Partecipare alla fede della santissima Vergine vuol dire partecipare anche a questa lotta: in se stessi, nell’ambito della propria vita e delle responsabilità quotidiane.

In questo combattimento ella riporta la vittoria mediante la fede. “Questa è la nostra vittoria: la nostra fede” (cf. 1 Gv 5, 4) come ha scritto san Giovanni. La solennità odierna è la festa dell’ultima vittoria di colei che Elisabetta ha chiamato “beata, perché ha creduto”.

5. “Grandi cose ha fatto in me l’Onnipotente”: queste parole pronunciate nella visitazione ottengono la conferma definitiva nel mistero dell’assunzione di Maria in cielo. “D’ora in poi tutte le generazioni mi chiameranno beata” (Lc 1 ,48).

Il Concilio si esprime con le seguenti parole: “Infine l’Immacolata Vergine, preservata immune da ogni macchia di colpa originale, finito il decorso della sua vita terrena, fu assunta alla celeste gloria in anima e corpo, e dal Signore esaltata quale Regina dell’universo perché fosse più pienamente conformata col Figlio suo, Signore dei dominanti (cf.

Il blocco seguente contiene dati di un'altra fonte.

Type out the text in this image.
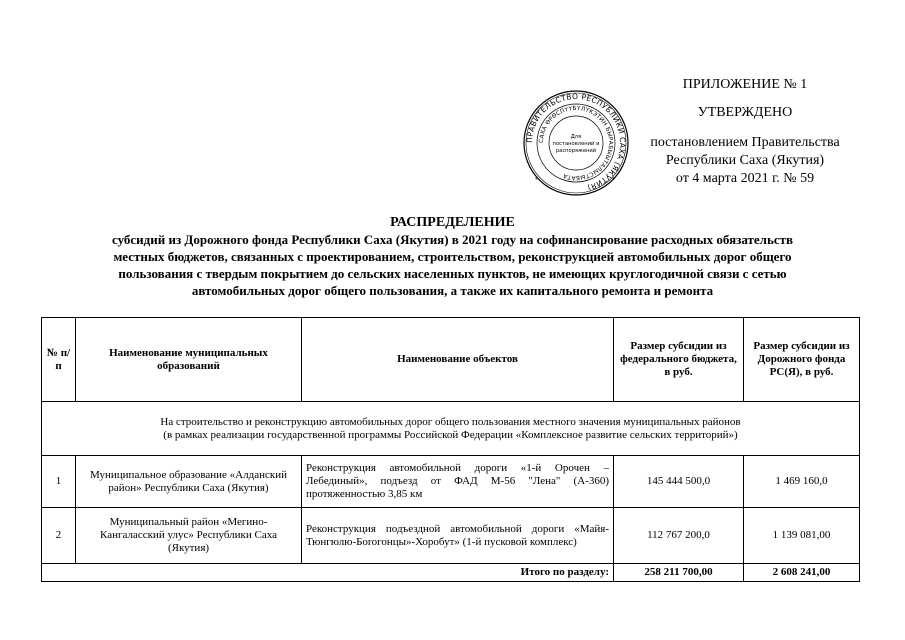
ПРИЛОЖЕНИЕ № 1
УТВЕРЖДЕНО
постановлением Правительства
Республики Саха (Якутия)
от 4 марта 2021 г. № 59
ПРАВИТЕЛЬСТВО РЕСПУБЛИКИ САХА (ЯКУТИЯ)
САХА ӨРӨСПҮҮБҮЛҮКЭТИН БЫРАБЫЫТАЛЫСТЫБАТА
Для
постановлений и
распоряжений
*	*
РАСПРЕДЕЛЕНИЕ
субсидий из Дорожного фонда Республики Саха (Якутия) в 2021 году на софинансирование расходных обязательств
местных бюджетов, связанных с проектированием, строительством, реконструкцией автомобильных дорог общего
пользования с твердым покрытием до сельских населенных пунктов, не имеющих круглогодичной связи с сетью
автомобильных дорог общего пользования, а также их капитального ремонта и ремонта
№ п/п	Наименование муниципальных образований	Наименование объектов	Размер субсидии из федерального бюджета, в руб.	Размер субсидии из Дорожного фонда РС(Я), в руб.

На строительство и реконструкцию автомобильных дорог общего пользования местного значения муниципальных районов
(в рамках реализации государственной программы Российской Федерации «Комплексное развитие сельских территорий»)				

1	Муниципальное образование «Алданский район» Республики Саха (Якутия)	Реконструкция автомобильной дороги «1-й Орочен – Лебединый», подъезд от ФАД М-56 "Лена" (А-360) протяженностью 3,85 км	145 444 500,0	1 469 160,0
2	Муниципальный район «Мегино-Кангаласский улус» Республики Саха (Якутия)	Реконструкция подъездной автомобильной дороги «Майя-Тюнгюлю-Бorогонцы»-Хоробут» (1-й пусковой комплекс)	112 767 200,0	1 139 081,00
Итого по разделу:			258 211 700,00	2 608 241,00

Ap 19, 16) e vincitore del peccato e della morte”.

E più avanti:

“Mentre la Chiesa ha già raggiunto nella beatissima Vergine la perfezione . . . i fedeli si sforzano ancora di crescere nella santità debellando il peccato; e per questo innalzano gli occhi a Maria, la quale rifulge come modello di virtù davanti a tutta la comunità degli eletti” (Lumen Gentium, 59.65).

Maria, modello di virtù; soprattutto, modello di fede. Nel contemplarla oggi assunta in cielo, nel finale compimento del suo itinerario di fede, noi chiediamo a lei di precederci nel nostro cammino di fede; di orientarci; di sostenerci. Innalziamo gli occhi a lei per chiederle di ottenerci sempre il dono della fede, la forza della fede, la gioia della fede; di farci crescere nella santità debellando il peccato.

Amen.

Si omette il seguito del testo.